This volume is a brief introduction to the book series "Viral Schemes and Puppet Dreams." That series presents a rather detailed proposition. Here it is in a nutshell:
A virus is a small infectious parasite that uses a host to reproduce itself. It can be small because it uses the resources of its host to do things it can’t do for itself. We are familiar with the biological viruses that infect the cells of our bodies. But strange as it may seem there are also virus-like parasites that infect our behavior. Just as we have an immune system that combats biological viruses, we have an immune system that fights these “behavioral viruses.”

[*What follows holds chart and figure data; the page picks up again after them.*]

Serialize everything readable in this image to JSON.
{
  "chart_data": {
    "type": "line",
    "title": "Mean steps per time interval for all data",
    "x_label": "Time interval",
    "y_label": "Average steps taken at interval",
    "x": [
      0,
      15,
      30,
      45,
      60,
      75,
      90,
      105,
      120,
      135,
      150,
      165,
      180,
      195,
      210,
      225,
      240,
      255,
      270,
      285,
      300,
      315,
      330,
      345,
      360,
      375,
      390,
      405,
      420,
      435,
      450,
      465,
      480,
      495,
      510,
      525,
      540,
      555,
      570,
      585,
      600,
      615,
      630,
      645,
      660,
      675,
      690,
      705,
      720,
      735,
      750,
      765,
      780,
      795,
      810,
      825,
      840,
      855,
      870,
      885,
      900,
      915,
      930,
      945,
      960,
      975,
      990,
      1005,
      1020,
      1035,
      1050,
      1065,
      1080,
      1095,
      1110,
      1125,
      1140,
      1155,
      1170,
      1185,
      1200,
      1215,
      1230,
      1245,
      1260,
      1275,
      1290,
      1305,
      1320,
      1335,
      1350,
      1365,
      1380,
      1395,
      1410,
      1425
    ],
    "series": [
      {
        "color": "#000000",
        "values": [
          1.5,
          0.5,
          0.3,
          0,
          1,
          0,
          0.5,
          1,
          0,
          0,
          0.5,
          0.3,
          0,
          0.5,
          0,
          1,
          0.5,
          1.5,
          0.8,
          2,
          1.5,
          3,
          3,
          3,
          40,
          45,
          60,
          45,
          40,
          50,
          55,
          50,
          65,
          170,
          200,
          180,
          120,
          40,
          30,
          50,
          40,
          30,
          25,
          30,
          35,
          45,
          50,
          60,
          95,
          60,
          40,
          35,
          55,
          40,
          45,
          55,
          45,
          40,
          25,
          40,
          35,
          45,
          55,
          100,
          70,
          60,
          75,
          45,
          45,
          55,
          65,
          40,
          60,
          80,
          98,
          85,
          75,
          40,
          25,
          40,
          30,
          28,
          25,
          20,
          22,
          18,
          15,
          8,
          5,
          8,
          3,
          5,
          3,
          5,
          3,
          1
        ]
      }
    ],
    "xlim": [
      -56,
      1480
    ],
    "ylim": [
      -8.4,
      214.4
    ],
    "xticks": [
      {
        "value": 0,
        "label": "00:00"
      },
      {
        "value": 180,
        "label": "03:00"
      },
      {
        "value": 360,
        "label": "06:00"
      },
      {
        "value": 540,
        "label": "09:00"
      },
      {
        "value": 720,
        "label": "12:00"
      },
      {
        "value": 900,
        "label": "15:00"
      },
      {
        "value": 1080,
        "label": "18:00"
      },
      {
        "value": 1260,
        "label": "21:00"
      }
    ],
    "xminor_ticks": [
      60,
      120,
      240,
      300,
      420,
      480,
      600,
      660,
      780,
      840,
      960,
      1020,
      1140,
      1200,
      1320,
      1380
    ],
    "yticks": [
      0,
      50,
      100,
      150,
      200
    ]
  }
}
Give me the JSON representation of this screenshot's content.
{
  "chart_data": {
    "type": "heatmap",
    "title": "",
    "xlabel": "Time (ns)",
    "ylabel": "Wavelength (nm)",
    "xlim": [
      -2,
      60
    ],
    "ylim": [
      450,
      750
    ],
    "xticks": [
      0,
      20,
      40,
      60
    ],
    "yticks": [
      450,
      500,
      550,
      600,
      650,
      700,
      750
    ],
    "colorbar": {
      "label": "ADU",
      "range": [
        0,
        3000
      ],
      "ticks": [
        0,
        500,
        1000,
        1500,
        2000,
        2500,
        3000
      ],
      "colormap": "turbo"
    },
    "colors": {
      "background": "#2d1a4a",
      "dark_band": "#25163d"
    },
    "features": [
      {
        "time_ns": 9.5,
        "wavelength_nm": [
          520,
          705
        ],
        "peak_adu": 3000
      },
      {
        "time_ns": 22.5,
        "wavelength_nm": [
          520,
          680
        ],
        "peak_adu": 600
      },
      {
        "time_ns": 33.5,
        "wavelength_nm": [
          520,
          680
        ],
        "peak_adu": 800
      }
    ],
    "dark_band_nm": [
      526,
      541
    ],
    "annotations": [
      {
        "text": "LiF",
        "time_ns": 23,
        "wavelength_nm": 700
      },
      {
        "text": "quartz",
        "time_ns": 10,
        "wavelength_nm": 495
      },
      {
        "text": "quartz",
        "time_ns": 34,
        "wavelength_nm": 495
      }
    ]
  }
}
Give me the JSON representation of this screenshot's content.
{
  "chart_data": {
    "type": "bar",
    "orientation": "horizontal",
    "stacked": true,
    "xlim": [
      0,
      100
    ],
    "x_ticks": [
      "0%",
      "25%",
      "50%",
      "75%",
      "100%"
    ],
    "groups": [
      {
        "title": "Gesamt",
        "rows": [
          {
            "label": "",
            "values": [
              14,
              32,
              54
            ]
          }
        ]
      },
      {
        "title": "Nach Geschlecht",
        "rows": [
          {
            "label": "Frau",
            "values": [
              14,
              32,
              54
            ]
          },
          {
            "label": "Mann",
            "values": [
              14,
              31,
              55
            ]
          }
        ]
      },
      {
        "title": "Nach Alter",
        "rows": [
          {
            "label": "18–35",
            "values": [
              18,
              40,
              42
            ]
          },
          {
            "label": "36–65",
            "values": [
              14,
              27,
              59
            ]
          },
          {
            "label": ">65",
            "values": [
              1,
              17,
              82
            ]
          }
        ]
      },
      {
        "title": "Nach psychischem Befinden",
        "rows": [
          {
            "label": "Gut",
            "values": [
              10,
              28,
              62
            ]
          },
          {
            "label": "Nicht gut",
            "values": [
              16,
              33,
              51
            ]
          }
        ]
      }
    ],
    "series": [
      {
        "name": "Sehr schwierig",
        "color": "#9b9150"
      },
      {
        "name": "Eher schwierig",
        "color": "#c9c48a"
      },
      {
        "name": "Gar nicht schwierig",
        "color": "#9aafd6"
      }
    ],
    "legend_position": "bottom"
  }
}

There is reason to believe that our human capacity for attention and focal awareness serves as our behavioral immune system. In order for a behavioral virus to successfully reproduce within us, it must defeat this behavioral immunity. So successful behavioral viruses either evade or impair our attention. This keeps their negative influence out of our awareness, either rendering them unnoticeable or making them appear innocuous. Such stealthy behavior makes it hard to deal with this kind of virus.
All through the evolutionary history of human beings behavioral viruses have led us to do things that are not good for us. And all through our evolutionary history behavioral viruses and behavioral immunity have been locked in a struggle. The influence of behavioral viruses has been disastrous. The news isn’t all bad, though. This unceasing struggle has contributed substantially to the evolution of human consciousness.